En cas de mandat électif, un patron doit pouvoir compter sur une certaine souplesse de son parti et des instances politiques. Ses contraintes et son emploi du temps chargé sont à considérer. Faire marcher sa PME constitue sa première priorité. Défendre les intérêts d’un corps de métier ou d’un secteur d’activités est accessoire. Un premier pas serait d’intégrer ce patron dans des commissions consultatives ou de l’écouter dans le cadre de séances de commissions.

Le courage d’afficher ses convictions doit l’emporter sur la peur de perdre de potentielles affaires avec ses clients qui seraient d’un autre avis. Tout patron s’engageant dans une bataille politique ne devrait pas en pâtir plus tard.

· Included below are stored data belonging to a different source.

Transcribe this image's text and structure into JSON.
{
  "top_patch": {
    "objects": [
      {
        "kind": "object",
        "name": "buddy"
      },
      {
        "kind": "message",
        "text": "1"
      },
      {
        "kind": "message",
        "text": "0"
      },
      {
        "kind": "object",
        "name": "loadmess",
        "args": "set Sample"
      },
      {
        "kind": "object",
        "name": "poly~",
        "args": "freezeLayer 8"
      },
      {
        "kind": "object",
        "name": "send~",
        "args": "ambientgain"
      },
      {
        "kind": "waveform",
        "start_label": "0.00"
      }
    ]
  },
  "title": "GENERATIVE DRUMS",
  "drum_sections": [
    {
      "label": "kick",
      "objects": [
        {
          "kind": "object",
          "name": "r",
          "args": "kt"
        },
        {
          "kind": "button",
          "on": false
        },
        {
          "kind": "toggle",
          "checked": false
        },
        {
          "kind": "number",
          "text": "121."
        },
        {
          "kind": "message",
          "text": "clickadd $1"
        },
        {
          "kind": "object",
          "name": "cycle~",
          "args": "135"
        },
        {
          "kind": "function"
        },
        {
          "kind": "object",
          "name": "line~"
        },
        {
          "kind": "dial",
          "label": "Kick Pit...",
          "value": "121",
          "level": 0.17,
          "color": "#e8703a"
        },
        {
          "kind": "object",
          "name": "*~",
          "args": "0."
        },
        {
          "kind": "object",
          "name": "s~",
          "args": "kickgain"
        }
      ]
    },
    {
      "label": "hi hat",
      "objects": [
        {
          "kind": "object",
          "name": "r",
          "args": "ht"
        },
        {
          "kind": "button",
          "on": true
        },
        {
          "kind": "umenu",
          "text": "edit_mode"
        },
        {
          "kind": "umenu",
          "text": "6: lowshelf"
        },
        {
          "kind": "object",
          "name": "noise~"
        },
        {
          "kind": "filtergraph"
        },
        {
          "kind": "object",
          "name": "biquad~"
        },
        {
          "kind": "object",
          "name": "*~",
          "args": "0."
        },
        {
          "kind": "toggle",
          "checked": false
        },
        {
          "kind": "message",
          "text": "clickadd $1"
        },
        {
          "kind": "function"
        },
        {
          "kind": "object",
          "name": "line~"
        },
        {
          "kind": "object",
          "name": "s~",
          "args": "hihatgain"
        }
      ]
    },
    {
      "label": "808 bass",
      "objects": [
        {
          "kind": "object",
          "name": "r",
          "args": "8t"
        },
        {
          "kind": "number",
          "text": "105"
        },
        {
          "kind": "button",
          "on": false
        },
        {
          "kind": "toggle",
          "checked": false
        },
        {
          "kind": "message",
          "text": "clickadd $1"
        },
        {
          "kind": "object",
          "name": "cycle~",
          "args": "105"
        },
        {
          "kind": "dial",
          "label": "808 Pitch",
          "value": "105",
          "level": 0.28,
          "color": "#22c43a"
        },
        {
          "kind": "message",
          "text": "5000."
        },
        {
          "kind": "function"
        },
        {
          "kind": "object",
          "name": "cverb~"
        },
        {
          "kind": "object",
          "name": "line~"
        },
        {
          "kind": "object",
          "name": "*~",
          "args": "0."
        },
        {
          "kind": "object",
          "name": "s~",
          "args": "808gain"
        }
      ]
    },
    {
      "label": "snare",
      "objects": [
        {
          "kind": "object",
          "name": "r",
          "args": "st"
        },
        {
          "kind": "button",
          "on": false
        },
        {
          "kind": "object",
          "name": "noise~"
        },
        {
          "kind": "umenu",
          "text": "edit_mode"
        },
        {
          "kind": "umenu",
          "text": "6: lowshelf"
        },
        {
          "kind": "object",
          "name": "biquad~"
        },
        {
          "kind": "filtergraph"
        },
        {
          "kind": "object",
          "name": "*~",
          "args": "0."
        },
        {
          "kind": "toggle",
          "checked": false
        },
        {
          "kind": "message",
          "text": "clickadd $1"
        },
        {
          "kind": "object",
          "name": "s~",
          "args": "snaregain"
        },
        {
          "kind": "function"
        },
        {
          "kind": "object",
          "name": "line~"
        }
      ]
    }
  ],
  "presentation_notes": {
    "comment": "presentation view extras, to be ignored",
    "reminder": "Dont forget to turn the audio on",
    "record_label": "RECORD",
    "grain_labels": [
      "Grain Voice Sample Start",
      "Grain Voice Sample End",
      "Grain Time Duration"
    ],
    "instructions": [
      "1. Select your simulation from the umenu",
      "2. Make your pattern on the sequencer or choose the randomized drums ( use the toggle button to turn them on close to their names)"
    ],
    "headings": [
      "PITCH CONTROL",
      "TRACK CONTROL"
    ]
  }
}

Varier les émetteurs de messages démontre la diversité et la richesse des arts et métiers. D’une campagne à une autre, il est souhaitable d’entendre et de voir différents patronnes et patrons, qui apportent une vision pragmatique et de terrain par rapport à un objet de votation.

Un patron qui emploie du personnel ou/et forme des apprentis est un leader d’opinion en puissance. L’usam en compte plus de 600 000. Pour le succès des prochaines campagnes politiques et pour un travail efficace de nos législatifs en faveur de conditions-cadre permettant à nos entreprises de travailler et de prospérer, sachons convaincre ces 600 000 patrons à encore plus faire entendre la voix de leurs PME.